Another key question concerns the best timing of sentinel lymph nodal biopsy (SLNB) in patients undergoing neoadjuvant chemotherapy. The benefits and disadvantages of performing this procedure either before or after chemotherapy are summarized in Table 3. The strongest argument in favor of performing this before chemotherapy is that it accurately measures the presence or absence of nodal disease for proper staging considering that a number of patients will have their nodal disease treated by chemotherapy. On the other hand, SLNB done before surgery could affect the assessment of pathologic response in lymph node. In addition, SLNB done after preoperative chemotherapy is successful [58] and may decrease morbidity by eliminating multiple procedures or perhaps even a full axillary dissection. In patients with histologically confirmed positive lymph nodes, the accuracy of SLNB after neoadjuvant chemotherapy is the subject of ongoing trials [26]. Theoretically when chemotherapy successfully clears lymph-nodes, completion dissection and regional nodal radiation are unnecessary.

Table 3

Benefits of performing SLNB before or after neoadjuvant chemotherapy.

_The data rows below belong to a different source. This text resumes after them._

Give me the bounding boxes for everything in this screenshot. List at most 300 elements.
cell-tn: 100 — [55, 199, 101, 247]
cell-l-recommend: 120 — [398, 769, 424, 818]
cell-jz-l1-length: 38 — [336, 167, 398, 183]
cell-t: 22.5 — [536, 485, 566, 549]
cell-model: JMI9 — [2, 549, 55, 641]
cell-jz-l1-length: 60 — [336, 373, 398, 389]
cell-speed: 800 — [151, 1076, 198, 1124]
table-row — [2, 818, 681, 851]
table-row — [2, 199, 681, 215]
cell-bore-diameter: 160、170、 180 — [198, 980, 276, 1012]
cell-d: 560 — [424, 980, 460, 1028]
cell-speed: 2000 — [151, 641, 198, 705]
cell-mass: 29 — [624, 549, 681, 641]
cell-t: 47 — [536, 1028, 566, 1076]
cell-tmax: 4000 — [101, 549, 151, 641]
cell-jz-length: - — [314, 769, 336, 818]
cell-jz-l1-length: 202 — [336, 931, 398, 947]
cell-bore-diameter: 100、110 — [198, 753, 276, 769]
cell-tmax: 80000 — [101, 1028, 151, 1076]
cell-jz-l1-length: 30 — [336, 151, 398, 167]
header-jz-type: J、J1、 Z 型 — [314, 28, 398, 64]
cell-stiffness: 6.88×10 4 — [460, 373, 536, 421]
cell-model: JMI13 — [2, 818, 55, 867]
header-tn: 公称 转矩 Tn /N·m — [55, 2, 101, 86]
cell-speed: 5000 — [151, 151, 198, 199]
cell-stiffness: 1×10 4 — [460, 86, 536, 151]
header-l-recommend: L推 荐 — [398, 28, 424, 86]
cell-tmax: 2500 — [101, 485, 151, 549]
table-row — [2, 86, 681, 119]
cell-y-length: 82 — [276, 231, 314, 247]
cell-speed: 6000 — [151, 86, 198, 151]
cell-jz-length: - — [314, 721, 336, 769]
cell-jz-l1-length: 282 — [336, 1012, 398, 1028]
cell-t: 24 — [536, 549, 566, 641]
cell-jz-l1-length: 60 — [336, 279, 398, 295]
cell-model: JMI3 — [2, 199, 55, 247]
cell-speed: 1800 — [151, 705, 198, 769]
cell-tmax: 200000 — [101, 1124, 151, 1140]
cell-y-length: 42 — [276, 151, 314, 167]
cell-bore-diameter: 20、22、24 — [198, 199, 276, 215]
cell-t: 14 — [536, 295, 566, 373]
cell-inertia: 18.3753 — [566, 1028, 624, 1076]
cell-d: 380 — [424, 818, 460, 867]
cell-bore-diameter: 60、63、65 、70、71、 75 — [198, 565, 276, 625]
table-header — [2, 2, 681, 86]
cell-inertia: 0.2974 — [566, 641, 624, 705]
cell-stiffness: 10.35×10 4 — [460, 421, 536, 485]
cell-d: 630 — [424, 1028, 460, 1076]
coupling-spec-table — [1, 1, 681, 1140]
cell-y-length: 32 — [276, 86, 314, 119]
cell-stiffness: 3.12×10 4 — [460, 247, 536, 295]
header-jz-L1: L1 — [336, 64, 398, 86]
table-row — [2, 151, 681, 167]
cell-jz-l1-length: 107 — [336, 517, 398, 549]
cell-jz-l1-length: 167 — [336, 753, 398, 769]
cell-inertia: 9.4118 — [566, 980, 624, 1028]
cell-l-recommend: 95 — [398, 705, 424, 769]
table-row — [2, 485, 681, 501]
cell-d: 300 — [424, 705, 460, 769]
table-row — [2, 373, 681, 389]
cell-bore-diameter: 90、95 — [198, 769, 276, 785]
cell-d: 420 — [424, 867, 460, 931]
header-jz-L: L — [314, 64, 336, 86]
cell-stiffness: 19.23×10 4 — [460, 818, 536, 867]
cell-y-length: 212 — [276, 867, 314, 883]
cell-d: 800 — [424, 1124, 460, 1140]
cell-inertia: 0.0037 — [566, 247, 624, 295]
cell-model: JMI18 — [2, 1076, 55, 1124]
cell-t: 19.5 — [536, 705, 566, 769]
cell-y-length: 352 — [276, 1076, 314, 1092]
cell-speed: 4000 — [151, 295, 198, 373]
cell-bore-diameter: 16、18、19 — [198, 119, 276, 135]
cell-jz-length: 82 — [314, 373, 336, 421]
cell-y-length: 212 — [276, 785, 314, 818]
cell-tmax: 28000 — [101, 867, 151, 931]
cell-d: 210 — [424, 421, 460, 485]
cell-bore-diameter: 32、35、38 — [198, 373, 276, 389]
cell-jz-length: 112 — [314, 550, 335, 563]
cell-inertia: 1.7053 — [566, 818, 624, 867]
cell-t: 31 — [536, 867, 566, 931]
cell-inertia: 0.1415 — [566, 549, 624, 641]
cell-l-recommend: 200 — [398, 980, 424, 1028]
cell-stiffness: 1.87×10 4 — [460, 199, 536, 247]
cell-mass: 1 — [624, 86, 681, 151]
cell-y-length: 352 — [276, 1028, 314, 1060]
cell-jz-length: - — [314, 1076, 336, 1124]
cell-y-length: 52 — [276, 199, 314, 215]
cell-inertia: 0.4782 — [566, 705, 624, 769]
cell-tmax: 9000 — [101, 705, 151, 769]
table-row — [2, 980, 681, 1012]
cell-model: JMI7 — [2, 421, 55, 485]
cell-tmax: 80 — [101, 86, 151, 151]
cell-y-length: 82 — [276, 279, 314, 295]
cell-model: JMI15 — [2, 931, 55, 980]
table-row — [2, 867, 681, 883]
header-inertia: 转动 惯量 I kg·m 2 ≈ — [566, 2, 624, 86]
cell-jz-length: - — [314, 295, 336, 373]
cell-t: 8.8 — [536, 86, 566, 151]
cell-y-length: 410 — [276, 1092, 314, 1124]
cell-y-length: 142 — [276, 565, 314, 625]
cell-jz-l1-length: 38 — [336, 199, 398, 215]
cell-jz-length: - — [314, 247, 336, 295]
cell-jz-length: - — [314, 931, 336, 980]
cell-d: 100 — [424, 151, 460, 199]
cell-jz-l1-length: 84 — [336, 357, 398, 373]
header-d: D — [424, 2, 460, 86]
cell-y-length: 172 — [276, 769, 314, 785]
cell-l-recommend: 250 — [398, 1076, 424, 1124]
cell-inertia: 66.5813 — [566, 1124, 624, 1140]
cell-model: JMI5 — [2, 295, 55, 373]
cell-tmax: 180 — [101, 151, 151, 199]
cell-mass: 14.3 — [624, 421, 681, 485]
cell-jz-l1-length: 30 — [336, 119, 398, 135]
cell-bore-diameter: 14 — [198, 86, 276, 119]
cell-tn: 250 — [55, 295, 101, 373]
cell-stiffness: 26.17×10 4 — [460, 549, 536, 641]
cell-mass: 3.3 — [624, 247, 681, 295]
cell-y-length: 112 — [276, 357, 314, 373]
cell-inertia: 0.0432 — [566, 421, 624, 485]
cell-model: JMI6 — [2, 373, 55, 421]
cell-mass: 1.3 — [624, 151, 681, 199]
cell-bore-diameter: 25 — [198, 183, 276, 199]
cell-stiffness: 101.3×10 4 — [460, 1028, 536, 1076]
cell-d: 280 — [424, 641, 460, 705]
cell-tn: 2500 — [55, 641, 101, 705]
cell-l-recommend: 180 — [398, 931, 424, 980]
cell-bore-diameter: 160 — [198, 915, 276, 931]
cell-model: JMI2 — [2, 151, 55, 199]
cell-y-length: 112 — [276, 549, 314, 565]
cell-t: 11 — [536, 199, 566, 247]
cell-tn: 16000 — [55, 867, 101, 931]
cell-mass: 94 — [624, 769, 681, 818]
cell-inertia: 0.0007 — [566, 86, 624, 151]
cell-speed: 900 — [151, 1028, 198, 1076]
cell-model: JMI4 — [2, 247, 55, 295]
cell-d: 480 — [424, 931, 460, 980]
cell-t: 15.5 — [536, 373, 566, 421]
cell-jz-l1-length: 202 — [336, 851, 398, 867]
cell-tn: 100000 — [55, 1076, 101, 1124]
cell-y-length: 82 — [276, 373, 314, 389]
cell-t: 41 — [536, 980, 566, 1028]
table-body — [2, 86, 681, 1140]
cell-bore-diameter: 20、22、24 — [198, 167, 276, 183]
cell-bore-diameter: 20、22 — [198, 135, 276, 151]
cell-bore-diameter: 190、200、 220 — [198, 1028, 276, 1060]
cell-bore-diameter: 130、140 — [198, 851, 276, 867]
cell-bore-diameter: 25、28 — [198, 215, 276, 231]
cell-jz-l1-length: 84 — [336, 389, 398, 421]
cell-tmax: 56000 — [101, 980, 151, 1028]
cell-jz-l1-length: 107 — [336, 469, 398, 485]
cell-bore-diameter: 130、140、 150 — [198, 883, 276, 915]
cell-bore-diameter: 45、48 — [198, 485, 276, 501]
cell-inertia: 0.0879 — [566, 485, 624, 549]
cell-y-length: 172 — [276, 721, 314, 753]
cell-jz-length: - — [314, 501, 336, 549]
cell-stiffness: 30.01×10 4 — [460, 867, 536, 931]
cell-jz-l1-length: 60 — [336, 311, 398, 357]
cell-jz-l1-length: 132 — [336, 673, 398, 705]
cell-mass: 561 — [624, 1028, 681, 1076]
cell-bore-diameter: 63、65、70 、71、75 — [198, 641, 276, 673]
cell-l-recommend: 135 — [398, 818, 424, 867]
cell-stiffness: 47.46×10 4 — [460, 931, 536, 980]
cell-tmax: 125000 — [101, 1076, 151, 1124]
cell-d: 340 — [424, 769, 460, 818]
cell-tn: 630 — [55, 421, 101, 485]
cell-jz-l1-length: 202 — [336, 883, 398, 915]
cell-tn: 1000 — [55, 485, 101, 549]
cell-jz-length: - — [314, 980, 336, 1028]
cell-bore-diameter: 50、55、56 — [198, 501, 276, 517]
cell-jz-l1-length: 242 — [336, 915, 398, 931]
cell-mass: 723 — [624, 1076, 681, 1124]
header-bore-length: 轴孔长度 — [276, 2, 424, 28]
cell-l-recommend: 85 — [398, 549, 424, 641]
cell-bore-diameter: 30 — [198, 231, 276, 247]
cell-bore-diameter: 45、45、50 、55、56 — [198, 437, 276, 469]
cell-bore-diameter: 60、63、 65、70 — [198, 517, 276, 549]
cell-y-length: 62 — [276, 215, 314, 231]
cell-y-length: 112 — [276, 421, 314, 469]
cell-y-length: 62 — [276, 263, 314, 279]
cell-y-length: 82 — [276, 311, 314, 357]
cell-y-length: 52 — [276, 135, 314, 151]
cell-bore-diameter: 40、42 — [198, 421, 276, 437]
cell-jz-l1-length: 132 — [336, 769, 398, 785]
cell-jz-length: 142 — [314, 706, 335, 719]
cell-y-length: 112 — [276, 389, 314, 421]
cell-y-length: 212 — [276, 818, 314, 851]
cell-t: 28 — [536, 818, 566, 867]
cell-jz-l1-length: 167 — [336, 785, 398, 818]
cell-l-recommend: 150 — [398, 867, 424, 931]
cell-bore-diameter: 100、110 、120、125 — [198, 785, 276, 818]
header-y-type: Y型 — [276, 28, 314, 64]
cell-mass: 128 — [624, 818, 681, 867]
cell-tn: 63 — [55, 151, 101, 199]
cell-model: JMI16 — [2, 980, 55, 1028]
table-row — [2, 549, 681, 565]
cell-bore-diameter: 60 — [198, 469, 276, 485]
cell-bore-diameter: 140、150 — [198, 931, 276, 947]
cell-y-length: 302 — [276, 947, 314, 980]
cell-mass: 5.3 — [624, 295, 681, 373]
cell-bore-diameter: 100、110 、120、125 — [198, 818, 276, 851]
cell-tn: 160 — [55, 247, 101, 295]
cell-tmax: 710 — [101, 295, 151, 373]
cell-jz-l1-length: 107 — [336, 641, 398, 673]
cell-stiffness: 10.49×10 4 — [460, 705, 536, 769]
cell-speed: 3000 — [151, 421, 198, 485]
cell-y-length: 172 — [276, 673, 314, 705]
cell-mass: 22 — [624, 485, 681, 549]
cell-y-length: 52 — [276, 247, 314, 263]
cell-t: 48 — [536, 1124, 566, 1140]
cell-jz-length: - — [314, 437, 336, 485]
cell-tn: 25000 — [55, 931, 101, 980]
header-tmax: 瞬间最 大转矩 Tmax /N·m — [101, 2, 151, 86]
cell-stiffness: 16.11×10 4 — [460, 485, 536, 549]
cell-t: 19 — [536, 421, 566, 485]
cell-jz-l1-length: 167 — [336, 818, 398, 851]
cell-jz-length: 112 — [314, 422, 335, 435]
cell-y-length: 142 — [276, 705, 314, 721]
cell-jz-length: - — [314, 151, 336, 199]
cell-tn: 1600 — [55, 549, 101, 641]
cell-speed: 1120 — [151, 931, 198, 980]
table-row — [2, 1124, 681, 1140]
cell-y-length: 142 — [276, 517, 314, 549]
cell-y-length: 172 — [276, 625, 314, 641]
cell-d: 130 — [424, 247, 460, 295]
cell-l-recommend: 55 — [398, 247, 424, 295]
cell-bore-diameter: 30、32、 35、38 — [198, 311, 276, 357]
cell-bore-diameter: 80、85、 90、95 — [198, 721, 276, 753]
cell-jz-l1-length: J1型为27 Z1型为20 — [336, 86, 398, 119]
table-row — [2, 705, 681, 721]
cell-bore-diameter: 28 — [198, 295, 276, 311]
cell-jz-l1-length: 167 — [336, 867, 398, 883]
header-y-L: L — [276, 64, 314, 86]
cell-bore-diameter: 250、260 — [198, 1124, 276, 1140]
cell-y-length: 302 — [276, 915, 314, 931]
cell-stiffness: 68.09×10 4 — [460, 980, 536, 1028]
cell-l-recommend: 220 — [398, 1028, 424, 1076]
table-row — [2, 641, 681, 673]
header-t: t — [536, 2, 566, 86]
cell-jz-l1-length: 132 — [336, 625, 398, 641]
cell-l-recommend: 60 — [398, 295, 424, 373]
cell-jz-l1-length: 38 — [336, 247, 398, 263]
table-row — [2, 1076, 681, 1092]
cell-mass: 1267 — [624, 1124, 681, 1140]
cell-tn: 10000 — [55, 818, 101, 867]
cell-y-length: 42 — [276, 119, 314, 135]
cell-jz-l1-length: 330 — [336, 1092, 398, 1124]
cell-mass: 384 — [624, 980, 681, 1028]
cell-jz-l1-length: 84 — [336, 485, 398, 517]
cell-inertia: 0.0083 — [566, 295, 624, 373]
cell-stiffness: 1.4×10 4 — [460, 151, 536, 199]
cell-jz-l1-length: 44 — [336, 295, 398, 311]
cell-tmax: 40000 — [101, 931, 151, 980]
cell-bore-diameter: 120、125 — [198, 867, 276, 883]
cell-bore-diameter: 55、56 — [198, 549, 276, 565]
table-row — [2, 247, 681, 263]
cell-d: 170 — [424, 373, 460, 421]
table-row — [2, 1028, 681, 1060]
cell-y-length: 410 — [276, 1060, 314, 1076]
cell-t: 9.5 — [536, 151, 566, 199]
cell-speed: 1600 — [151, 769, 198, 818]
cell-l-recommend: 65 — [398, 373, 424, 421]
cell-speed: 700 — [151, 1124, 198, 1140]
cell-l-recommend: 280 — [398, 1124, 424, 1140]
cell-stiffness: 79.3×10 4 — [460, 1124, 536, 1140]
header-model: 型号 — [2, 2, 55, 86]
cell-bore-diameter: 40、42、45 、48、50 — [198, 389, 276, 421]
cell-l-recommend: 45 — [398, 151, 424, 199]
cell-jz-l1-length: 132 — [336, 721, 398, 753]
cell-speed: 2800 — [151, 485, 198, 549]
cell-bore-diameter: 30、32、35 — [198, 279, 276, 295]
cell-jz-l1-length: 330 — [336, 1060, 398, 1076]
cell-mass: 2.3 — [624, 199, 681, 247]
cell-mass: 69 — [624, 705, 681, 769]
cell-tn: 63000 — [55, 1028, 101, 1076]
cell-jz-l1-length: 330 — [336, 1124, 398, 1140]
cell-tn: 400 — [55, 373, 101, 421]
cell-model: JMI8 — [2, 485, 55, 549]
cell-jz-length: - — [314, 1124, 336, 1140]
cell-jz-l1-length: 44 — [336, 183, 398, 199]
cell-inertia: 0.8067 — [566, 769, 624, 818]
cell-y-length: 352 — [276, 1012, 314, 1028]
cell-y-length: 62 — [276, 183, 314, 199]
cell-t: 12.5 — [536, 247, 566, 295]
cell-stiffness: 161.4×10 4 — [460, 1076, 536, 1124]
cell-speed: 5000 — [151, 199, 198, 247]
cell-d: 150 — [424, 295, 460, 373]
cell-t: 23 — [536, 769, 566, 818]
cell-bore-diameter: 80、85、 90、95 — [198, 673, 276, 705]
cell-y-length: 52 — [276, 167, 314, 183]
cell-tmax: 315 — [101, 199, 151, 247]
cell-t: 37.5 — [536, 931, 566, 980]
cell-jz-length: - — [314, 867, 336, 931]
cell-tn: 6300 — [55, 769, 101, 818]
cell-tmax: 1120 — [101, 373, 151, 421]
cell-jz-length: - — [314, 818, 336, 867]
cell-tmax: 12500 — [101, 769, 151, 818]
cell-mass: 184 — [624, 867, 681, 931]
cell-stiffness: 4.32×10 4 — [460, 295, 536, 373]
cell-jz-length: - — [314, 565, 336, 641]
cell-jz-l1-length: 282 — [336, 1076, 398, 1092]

Benefits of SLNB before neoadjuvant chemotherapy	Benefits of SLNB after neoadjuvant chemotherapy
Allows for accurate lymph node staging	May eliminate the need for two surgical procedures, thus decreasing morbidity
May impact on choice of systemic therapy and radiation therapy	If clinically positive lymph nodes are down staged, patients may avoid a full axillary dissection
Accuracy of SLNB may be superior by avoiding lymphatic changes induced by chemotherapy	Administration of systemic therapy is not delayed

8. Conclusion

Neoadjuvant chemotherapy is now a standard of care for a subgroup of patients with TNBC, particularly those with clinical stage 2B or 3 disease, but it could be reasonably argued that any patient with a biopsy that shows invasive disease would be eligible. This approach promotes breast conservation and provides an important platform for translational research. pCR is an appropriate surrogate for measuring long-term clinical outcome in TNBC. Although pCR rates to standard chemotherapy are higher in TNBC compared to HR positive breast cancer, the large proportion of patients with TNBC that do not achieve pCR presents a therapeutic challenge. Further studies are therefore critical to identify predictors of resistant population so that mechanism-based interventions could be designed in the neoadjuvant setting to improve pCR rates and long-term outcome. Studies are also needed to address ongoing controversies and debates including the use of axillary surgery and the role of postoperative regional radiotherapy (nodes and chest wall in the setting of mastectomy) in patients with pCR.